The World Bank has suggested that Pakistan should start taxing monthly salaries below Rs50,000 and further reduce the Rs500,000 per month income threshold for charging the highest income tax rate of 35% from salaried individuals.
The recommendation, if accepted by Pakistan, would further burden the already highly burdened income group that pays tax on its gross earnings—contrary to the facility of adjusting expenses before paying taxes available to Pakistan’s richest people.
The proposals have been made as part of the Washington-based lender’s recommendations for restoring fiscal sustainability, which include measures to broaden the tax base to untaxed areas and rationalize expenditures.
It wants to limit federal spending within provincial mandates to reduce federal expenditures and improve accountability for service delivery. In a major recommendation, the World Bank has proposed revisiting the 7th National Finance Commission Award to ensure that financing is aligned with functions for provincial and federal governments.
“Within salaried individuals, the income tax exemption threshold is set sub-optimally high, leaving formally employed salaried individuals outside of the tax net”, reads the Pakistan Development Outlook report that the WB released on Tuesday.
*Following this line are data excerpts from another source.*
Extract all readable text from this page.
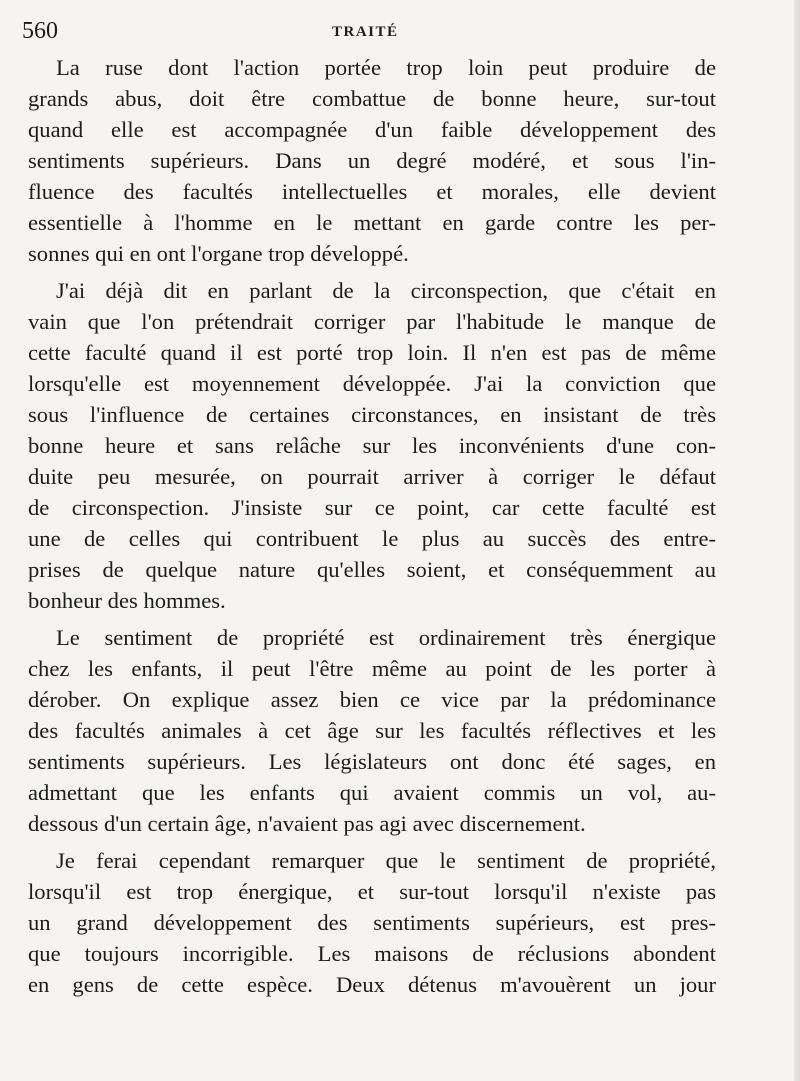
560	TRAITÉ

La ruse dont l'action portée trop loin peut produire de
grands abus, doit être combattue de bonne heure, sur-tout
quand elle est accompagnée d'un faible développement des
sentiments supérieurs. Dans un degré modéré, et sous l'in-
fluence des facultés intellectuelles et morales, elle devient
essentielle à l'homme en le mettant en garde contre les per-
sonnes qui en ont l'organe trop développé.

J'ai déjà dit en parlant de la circonspection, que c'était en
vain que l'on prétendrait corriger par l'habitude le manque de
cette faculté quand il est porté trop loin. Il n'en est pas de même
lorsqu'elle est moyennement développée. J'ai la conviction que
sous l'influence de certaines circonstances, en insistant de très
bonne heure et sans relâche sur les inconvénients d'une con-
duite peu mesurée, on pourrait arriver à corriger le défaut
de circonspection. J'insiste sur ce point, car cette faculté est
une de celles qui contribuent le plus au succès des entre-
prises de quelque nature qu'elles soient, et conséquemment au
bonheur des hommes.

Le sentiment de propriété est ordinairement très énergique
chez les enfants, il peut l'être même au point de les porter à
dérober. On explique assez bien ce vice par la prédominance
des facultés animales à cet âge sur les facultés réflectives et les
sentiments supérieurs. Les législateurs ont donc été sages, en
admettant que les enfants qui avaient commis un vol, au-
dessous d'un certain âge, n'avaient pas agi avec discernement.

Je ferai cependant remarquer que le sentiment de propriété,
lorsqu'il est trop énergique, et sur-tout lorsqu'il n'existe pas
un grand développement des sentiments supérieurs, est pres-
que toujours incorrigible. Les maisons de réclusions abondent
en gens de cette espèce. Deux détenus m'avouèrent un jour
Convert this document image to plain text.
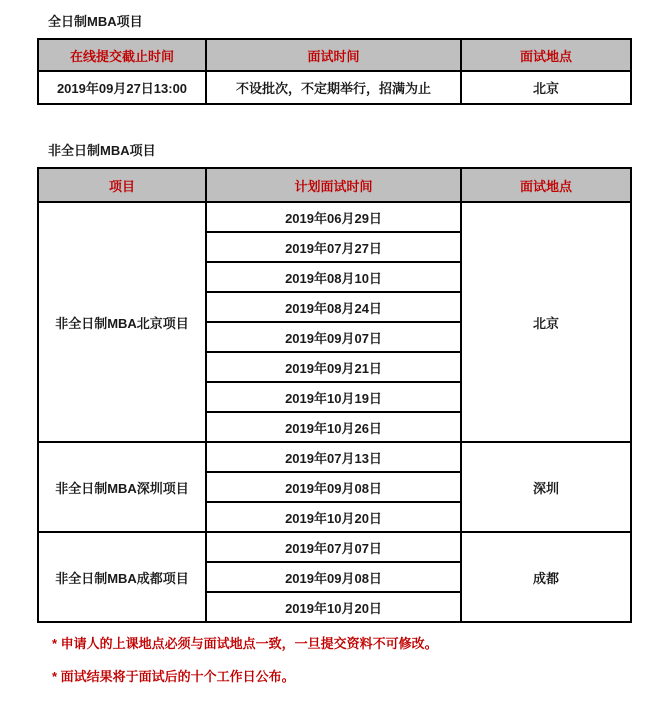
全日制MBA项目
在线提交截止时间	面试时间	面试地点
2019年09月27日13:00	不设批次，不定期举行，招满为止	北京
非全日制MBA项目
项目	计划面试时间	面试地点
非全日制MBA北京项目	2019年06月29日	北京
	2019年07月27日	
	2019年08月10日	
	2019年08月24日	
	2019年09月07日	
	2019年09月21日	
	2019年10月19日	
	2019年10月26日	
非全日制MBA深圳项目	2019年07月13日	深圳
	2019年09月08日	
	2019年10月20日	
非全日制MBA成都项目	2019年07月07日	成都
	2019年09月08日	
	2019年10月20日	
* 申请人的上课地点必须与面试地点一致，一旦提交资料不可修改。
* 面试结果将于面试后的十个工作日公布。
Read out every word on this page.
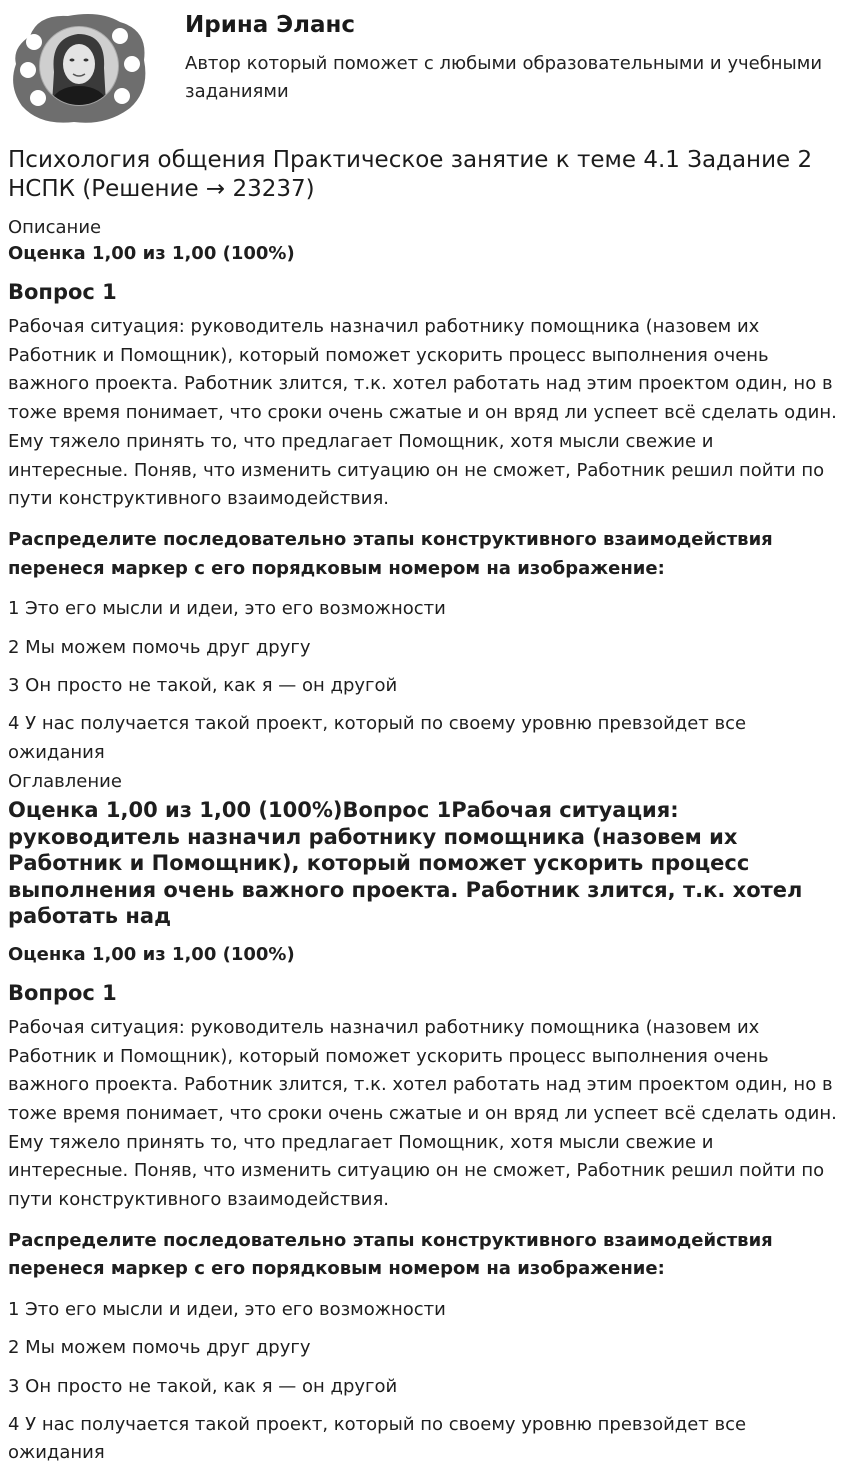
Ирина Эланс
Автор который поможет с любыми образовательными и учебными заданиями
Психология общения Практическое занятие к теме 4.1 Задание 2 НСПК (Решение → 23237)
Описание
Оценка 1,00 из 1,00 (100%)
Вопрос 1
Рабочая ситуация: руководитель назначил работнику помощника (назовем их Работник и Помощник), который поможет ускорить процесс выполнения очень важного проекта. Работник злится, т.к. хотел работать над этим проектом один, но в тоже время понимает, что сроки очень сжатые и он вряд ли успеет всё сделать один. Ему тяжело принять то, что предлагает Помощник, хотя мысли свежие и интересные. Поняв, что изменить ситуацию он не сможет, Работник решил пойти по пути конструктивного взаимодействия.
Распределите последовательно этапы конструктивного взаимодействия перенеся маркер с его порядковым номером на изображение:
1 Это его мысли и идеи, это его возможности
2 Мы можем помочь друг другу
3 Он просто не такой, как я — он другой
4 У нас получается такой проект, который по своему уровню превзойдет все ожидания
Оглавление
Оценка 1,00 из 1,00 (100%)Вопрос 1Рабочая ситуация: руководитель назначил работнику помощника (назовем их Работник и Помощник), который поможет ускорить процесс выполнения очень важного проекта. Работник злится, т.к. хотел работать над
Оценка 1,00 из 1,00 (100%)
Вопрос 1
Рабочая ситуация: руководитель назначил работнику помощника (назовем их Работник и Помощник), который поможет ускорить процесс выполнения очень важного проекта. Работник злится, т.к. хотел работать над этим проектом один, но в тоже время понимает, что сроки очень сжатые и он вряд ли успеет всё сделать один. Ему тяжело принять то, что предлагает Помощник, хотя мысли свежие и интересные. Поняв, что изменить ситуацию он не сможет, Работник решил пойти по пути конструктивного взаимодействия.
Распределите последовательно этапы конструктивного взаимодействия перенеся маркер с его порядковым номером на изображение:
1 Это его мысли и идеи, это его возможности
2 Мы можем помочь друг другу
3 Он просто не такой, как я — он другой
4 У нас получается такой проект, который по своему уровню превзойдет все ожидания
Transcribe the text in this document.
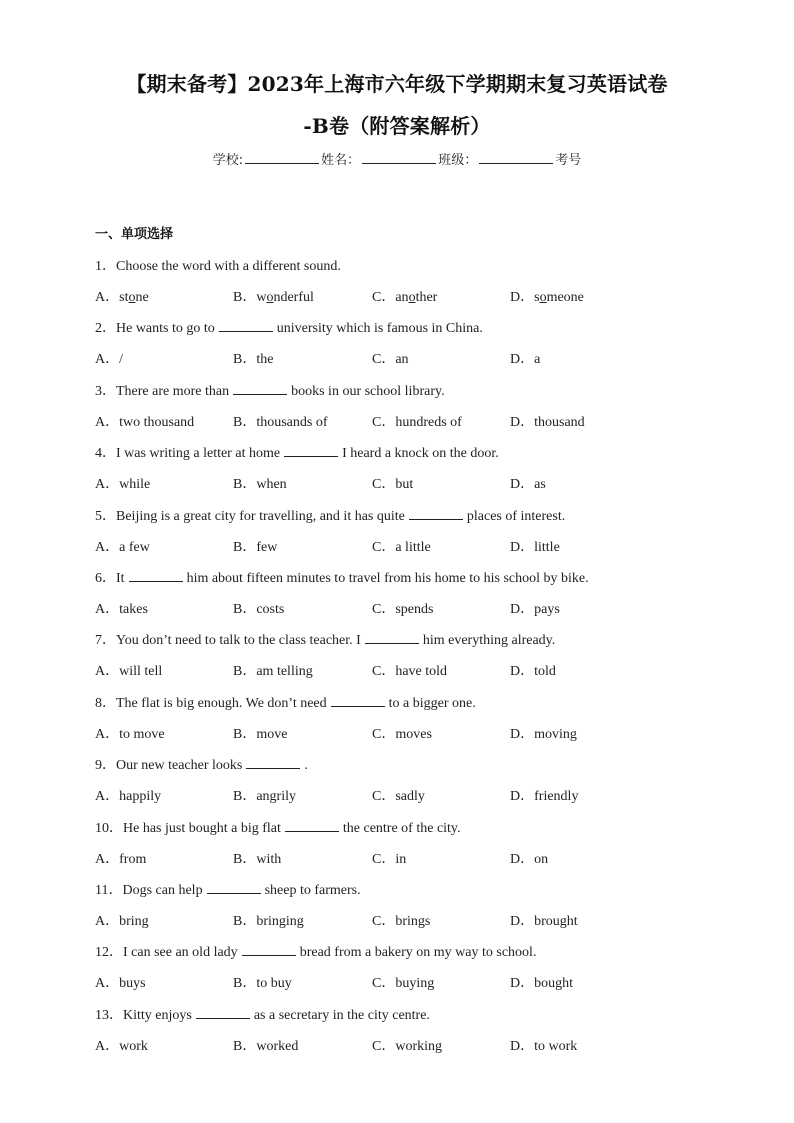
【期末备考】2023年上海市六年级下学期期末复习英语试卷
-B卷（附答案解析）
学校:	姓名：	班级：	考号
一、单项选择
1．Choose the word with a different sound.
A．stone	B．wonderful	C．another	D．someone
2．He wants to go to	university which is famous in China.
A．/	B．the	C．an	D．a
3．There are more than	books in our school library.
A．two thousand	B．thousands of	C．hundreds of	D．thousand
4．I was writing a letter at home	I heard a knock on the door.
A．while	B．when	C．but	D．as
5．Beijing is a great city for travelling, and it has quite	places of interest.
A．a few	B．few	C．a little	D．little
6．It	him about fifteen minutes to travel from his home to his school by bike.
A．takes	B．costs	C．spends	D．pays
7．You don’t need to talk to the class teacher. I	him everything already.
A．will tell	B．am telling	C．have told	D．told
8．The flat is big enough. We don’t need	to a bigger one.
A．to move	B．move	C．moves	D．moving
9．Our new teacher looks	.
A．happily	B．angrily	C．sadly	D．friendly
10．He has just bought a big flat	the centre of the city.
A．from	B．with	C．in	D．on
11．Dogs can help	sheep to farmers.
A．bring	B．bringing	C．brings	D．brought
12．I can see an old lady	bread from a bakery on my way to school.
A．buys	B．to buy	C．buying	D．bought
13．Kitty enjoys	as a secretary in the city centre.
A．work	B．worked	C．working	D．to work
At present, the monthly salaried income of 50,000 is exempt from any tax, and the lender has proposed to lower this threshold. However, the recommendation is not in sync with Pakistan’s ground realities as people are being buried under inflation, which the same report projected at 26.5% for this fiscal year too.
The report further stated that the threshold for the top income tax bracket for salaried individuals is also very high, which needs to be lowered.